24 January 2011

what is merit? or, how I would like to bitch slap my high school guidance counselor

So I had a random memory today of my physical therapist, Vitaly.  During the usual chitchat that I assume was supposed to distract me from the painful and tiring processes, he told me that a lot of younger trainers and therapists were getting not only Masters degrees but also Doctorates.  And those with the most schooling, no matter how green, were favored for employment.  Over those with more experience, yet "lower" degrees due to the fact that a Doctorate didn't exist when they were in school.

Well, if only it worked that way for me.  I'd like somebody, just one employer, to overlook a few things in favor of arbitrary information.

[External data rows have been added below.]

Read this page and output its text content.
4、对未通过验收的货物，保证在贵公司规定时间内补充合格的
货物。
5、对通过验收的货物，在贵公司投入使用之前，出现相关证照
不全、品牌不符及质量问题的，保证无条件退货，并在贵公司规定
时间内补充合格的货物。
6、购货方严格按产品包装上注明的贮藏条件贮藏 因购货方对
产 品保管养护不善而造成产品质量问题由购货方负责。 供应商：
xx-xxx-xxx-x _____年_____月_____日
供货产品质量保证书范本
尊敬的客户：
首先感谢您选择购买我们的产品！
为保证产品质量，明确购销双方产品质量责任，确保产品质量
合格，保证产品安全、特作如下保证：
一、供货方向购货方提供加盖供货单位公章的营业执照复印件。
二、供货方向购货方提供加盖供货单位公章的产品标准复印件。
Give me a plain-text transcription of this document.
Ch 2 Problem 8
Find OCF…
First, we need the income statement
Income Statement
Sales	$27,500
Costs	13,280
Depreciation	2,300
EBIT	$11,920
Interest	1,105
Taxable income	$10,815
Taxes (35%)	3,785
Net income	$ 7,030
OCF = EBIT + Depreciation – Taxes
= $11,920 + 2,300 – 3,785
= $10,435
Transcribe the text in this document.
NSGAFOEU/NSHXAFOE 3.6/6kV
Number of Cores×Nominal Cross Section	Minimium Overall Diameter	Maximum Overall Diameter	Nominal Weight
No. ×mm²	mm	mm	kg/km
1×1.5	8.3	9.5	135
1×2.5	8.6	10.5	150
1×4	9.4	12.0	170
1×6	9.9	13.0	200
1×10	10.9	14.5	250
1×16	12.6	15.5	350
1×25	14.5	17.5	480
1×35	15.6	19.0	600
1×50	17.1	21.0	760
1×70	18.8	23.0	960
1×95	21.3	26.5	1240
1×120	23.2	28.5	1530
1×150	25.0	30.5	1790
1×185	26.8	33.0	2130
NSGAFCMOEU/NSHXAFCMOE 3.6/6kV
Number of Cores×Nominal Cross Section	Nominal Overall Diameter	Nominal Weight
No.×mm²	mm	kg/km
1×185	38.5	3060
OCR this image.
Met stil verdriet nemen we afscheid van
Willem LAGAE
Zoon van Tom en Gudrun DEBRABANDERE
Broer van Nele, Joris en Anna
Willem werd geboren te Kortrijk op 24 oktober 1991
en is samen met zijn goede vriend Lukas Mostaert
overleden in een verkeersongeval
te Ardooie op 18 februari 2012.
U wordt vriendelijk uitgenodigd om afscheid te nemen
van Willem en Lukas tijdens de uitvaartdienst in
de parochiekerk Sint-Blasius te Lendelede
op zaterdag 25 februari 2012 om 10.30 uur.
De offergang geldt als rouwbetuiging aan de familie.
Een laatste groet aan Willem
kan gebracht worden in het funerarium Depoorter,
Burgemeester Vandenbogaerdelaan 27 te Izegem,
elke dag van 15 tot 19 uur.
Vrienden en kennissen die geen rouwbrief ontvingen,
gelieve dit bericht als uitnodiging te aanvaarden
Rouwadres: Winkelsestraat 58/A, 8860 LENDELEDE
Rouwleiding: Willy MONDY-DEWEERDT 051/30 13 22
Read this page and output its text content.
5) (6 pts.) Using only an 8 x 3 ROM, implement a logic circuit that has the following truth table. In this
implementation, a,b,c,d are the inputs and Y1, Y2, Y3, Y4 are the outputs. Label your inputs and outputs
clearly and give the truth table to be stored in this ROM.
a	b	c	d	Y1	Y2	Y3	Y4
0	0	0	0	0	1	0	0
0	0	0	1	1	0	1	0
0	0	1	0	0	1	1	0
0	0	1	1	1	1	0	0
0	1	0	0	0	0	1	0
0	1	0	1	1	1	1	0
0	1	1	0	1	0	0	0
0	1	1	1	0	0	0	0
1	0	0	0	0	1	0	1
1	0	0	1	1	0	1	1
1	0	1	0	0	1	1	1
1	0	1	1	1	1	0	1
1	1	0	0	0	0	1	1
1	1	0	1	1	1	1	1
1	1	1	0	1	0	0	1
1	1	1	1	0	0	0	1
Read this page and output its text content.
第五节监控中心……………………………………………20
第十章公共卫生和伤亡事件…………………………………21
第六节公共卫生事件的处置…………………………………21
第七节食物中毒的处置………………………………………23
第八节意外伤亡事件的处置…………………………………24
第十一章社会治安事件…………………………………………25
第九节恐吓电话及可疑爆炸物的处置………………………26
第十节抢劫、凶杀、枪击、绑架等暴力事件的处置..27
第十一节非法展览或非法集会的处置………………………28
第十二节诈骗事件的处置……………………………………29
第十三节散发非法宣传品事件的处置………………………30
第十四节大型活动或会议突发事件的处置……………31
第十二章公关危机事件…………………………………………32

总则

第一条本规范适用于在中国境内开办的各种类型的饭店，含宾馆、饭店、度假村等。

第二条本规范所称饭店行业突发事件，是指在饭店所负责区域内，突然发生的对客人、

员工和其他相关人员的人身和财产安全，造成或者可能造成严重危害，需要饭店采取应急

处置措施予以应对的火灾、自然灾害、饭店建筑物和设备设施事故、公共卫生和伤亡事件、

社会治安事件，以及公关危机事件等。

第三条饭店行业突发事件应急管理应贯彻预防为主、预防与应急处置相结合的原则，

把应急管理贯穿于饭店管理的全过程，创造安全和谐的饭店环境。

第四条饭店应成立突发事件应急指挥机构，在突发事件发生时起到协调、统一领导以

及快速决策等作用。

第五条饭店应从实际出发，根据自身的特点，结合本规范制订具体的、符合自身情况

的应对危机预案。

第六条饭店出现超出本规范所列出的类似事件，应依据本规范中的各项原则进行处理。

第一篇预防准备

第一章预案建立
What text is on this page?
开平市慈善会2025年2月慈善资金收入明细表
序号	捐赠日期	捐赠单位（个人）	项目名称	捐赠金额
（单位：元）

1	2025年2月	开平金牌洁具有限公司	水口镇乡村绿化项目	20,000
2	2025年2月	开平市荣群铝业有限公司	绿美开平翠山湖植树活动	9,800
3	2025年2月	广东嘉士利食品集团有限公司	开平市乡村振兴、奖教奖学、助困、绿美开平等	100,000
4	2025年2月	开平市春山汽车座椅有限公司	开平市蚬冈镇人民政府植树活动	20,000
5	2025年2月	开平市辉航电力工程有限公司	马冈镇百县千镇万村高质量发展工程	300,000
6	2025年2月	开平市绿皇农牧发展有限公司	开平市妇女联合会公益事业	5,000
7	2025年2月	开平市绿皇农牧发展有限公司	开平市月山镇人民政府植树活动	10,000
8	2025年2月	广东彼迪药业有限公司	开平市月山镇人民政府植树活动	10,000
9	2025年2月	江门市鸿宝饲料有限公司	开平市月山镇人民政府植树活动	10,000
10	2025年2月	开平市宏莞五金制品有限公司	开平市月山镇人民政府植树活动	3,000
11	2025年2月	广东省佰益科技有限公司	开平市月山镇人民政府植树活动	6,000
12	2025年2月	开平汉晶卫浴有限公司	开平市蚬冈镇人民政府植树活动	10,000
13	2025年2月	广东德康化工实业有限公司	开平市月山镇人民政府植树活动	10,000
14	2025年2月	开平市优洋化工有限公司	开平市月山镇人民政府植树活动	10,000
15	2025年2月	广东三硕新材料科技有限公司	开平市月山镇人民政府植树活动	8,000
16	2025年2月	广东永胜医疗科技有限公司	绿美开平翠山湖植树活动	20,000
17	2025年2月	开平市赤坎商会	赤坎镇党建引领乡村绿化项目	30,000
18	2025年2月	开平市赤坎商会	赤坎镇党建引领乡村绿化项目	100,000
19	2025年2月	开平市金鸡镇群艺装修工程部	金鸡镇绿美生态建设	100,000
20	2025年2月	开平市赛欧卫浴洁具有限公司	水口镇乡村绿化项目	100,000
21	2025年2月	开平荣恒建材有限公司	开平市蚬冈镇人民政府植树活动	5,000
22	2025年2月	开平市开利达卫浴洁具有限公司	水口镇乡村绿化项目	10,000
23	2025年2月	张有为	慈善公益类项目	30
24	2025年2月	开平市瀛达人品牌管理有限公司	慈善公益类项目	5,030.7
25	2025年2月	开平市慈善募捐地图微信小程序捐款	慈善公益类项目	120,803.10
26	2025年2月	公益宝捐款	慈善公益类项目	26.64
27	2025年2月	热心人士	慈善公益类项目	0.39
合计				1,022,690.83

How am I supposed to keep up with all of these HR prejudices that seem to contradict one another?  They want good schools, but also lots of experience.  They want responsible employees, but shy away from advanced degrees.  It all seems designed to force me to lie, and that's something I really don't want to do.  I don't want to pretend I already live in Philadelphia, or that I didn't go to graduate school.

Of course I'm assuming that the people with whom I am competing are playing fair.  And I have a sneaking suspicion that they aren't.  To fail and preserve my character, or to win by selling my soul?  That is the question.

I know for sure by now that all my "hard work" in grade school means bupkis.  Not even the whole "it shows you can start something and complete it" bit doesn't satisfy me.  So the existential crisis continues for a third year...what is this life about?